After his presentation, I spoke with Bassett, an ardent former business consultant in his middle 60s who described the Disclosure quest as “my life, now.” Victory was inevitable, he thought, saying, “the Catholic Church’s attempt to suppress the Copernican revolution was a doomed enterprise. Now we’re talking about something far more profound than that … when the government tries to contain the reality of the galaxy, that is a task that is Herculean and ultimately can not succeed.” Once the alien presence was acknowledged, humanity would take a meaningful step into “maturity,” Bassett contended.

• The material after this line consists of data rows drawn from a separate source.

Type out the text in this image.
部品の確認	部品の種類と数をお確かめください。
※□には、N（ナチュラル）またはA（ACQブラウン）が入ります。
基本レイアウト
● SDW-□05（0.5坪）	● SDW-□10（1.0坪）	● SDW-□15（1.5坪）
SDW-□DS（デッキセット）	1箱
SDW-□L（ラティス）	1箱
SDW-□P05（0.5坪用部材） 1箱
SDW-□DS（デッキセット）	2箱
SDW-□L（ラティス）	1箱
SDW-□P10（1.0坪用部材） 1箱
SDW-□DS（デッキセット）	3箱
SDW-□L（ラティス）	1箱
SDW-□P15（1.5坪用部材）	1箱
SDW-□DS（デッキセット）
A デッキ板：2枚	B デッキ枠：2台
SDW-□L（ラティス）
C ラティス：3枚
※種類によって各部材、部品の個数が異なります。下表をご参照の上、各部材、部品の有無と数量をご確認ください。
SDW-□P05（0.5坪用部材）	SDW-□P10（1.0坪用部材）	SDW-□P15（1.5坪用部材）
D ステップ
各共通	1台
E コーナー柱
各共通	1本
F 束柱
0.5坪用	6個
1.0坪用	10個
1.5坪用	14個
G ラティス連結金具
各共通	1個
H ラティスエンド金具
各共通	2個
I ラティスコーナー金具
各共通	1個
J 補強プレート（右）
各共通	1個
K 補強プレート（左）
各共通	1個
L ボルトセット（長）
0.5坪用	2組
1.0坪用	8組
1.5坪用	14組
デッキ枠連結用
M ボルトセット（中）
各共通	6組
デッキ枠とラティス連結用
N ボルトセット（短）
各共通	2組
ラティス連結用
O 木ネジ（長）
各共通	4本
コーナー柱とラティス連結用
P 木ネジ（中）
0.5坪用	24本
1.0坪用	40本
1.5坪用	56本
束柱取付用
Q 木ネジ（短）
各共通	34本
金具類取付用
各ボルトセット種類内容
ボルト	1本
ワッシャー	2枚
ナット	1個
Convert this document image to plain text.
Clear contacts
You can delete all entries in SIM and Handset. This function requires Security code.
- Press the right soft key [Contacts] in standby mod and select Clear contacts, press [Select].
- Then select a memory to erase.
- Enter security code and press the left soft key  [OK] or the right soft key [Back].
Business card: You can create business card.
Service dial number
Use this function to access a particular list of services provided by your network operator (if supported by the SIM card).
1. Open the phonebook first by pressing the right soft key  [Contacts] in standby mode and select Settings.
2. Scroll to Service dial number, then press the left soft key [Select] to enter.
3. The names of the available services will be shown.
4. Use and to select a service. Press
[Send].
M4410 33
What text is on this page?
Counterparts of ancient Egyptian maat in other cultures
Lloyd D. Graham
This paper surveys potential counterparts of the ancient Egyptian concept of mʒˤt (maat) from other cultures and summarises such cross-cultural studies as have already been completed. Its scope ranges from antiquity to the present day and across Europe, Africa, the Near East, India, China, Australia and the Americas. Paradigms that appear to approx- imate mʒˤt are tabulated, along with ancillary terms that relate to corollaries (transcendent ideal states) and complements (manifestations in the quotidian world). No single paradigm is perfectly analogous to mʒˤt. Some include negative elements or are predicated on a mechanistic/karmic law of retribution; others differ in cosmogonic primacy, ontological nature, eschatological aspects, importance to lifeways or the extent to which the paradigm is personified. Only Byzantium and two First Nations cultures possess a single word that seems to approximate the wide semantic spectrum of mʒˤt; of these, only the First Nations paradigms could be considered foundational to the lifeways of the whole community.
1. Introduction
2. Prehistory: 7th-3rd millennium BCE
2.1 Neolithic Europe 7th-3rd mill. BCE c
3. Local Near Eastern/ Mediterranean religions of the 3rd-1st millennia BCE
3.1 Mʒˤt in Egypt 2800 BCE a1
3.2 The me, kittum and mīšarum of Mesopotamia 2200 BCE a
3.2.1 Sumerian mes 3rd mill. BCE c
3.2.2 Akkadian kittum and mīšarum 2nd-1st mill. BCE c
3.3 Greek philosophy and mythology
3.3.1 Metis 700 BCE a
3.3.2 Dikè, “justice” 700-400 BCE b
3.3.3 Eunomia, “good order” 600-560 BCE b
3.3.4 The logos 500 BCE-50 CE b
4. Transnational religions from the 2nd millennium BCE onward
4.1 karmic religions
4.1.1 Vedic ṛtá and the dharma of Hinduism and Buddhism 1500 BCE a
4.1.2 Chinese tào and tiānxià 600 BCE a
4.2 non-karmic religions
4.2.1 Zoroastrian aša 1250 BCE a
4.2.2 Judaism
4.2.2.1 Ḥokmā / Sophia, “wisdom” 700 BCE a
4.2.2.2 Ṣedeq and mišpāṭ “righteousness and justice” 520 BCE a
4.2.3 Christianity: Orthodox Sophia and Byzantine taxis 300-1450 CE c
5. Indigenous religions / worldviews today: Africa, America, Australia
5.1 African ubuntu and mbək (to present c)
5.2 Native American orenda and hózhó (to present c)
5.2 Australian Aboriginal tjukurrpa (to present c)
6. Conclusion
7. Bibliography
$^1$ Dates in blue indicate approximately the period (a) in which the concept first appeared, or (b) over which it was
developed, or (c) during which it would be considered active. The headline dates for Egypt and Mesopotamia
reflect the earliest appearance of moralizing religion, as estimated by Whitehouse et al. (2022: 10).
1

Photo: Paul Trent/© Corbis. All Rights Reserved.

 

There was a manic, almost desperate optimism to Bassett’s Disclosure dream that had to be respected. Yet, many conference attendees had their doubts about the program. Bassett had just finished telling me that the Roswell crash probably resulted from the mid-air collision of two alien craft in a thunder storm. This happened, he said, because these were relatively primitive ships. Bassett said he “liked” this explanation. Other people did too. But what happened when the no-doubt heavily redacted “truth” came out and said something different? Wasn’t much of ufology about speculation, peering into the abyss? Besides, several said, what made Bassett so certain the government could end “the Truth Embargo” even if they wanted to? Perhaps the aliens, more powerful and smarter than our lowly bunch, did not want to be Disclosed. Maybe they liked things just the way they are, skulking around the shadowy mythland of the subconscious they’ve inhabited all these eons. Offering a smile, Bassett said. “Well, I guess you’ll just have to ask them about that.”

 

None of this, however, was a reason to close the books on flying saucers. This would be impossible, since if you happened to have laid eyes on something you sincerely believed to be a UFO, it tends to stick. I will never be free of that cold winter’s night in 1989 when, along with my wife, I saw a saucer-shaped object fly down the East River and soar beneath the Brooklyn Bridge. The way the craft seemed to coquettishly blink its lights as if to say, “even here, I appear, and then disappear” told me, that against all rationality, this particular interface with the ineffable was meant for me.

 

These are the things you talk about with people like H. Dyke N. Spear at UFO conferences. As George Knapp said, the subject matter does “tend to attract those whose elevator does not got all the way to top,” but you’ll never see Dyke Spear in a tinfoil hat. Past 80, he remained a man of the world, still practicing divorce law in West Hartford, Connecticut. Once he represented the famous featherweight boxing champion Willie Pep. “It was like Willie’s fifth divorce,” Spear related. “He said, relax, this is an easy case. Just give her five rooms of furniture and a fur coat. That’s what they always get.” Asked whether he took any abuse from friends and family about attending UFO conferences, Dyke laughed. “What are they going to tell me, I don’t know what I know?”

 

Fernando Garces-Soto, a wry, 60-ish Colombian-born music producer from Miami and fellow witness, was taking it more personally. “I’m spending a $1,000 to come to this. That’s a lot of money for the same old stories. This rehash, and more rehash. Probably next year I’ll spend another $1,000. What choice do I have?” Fernando exclaimed, finding the existential humor of the situation. “I’m obsessed,” he sighed. “I’m all messed up.”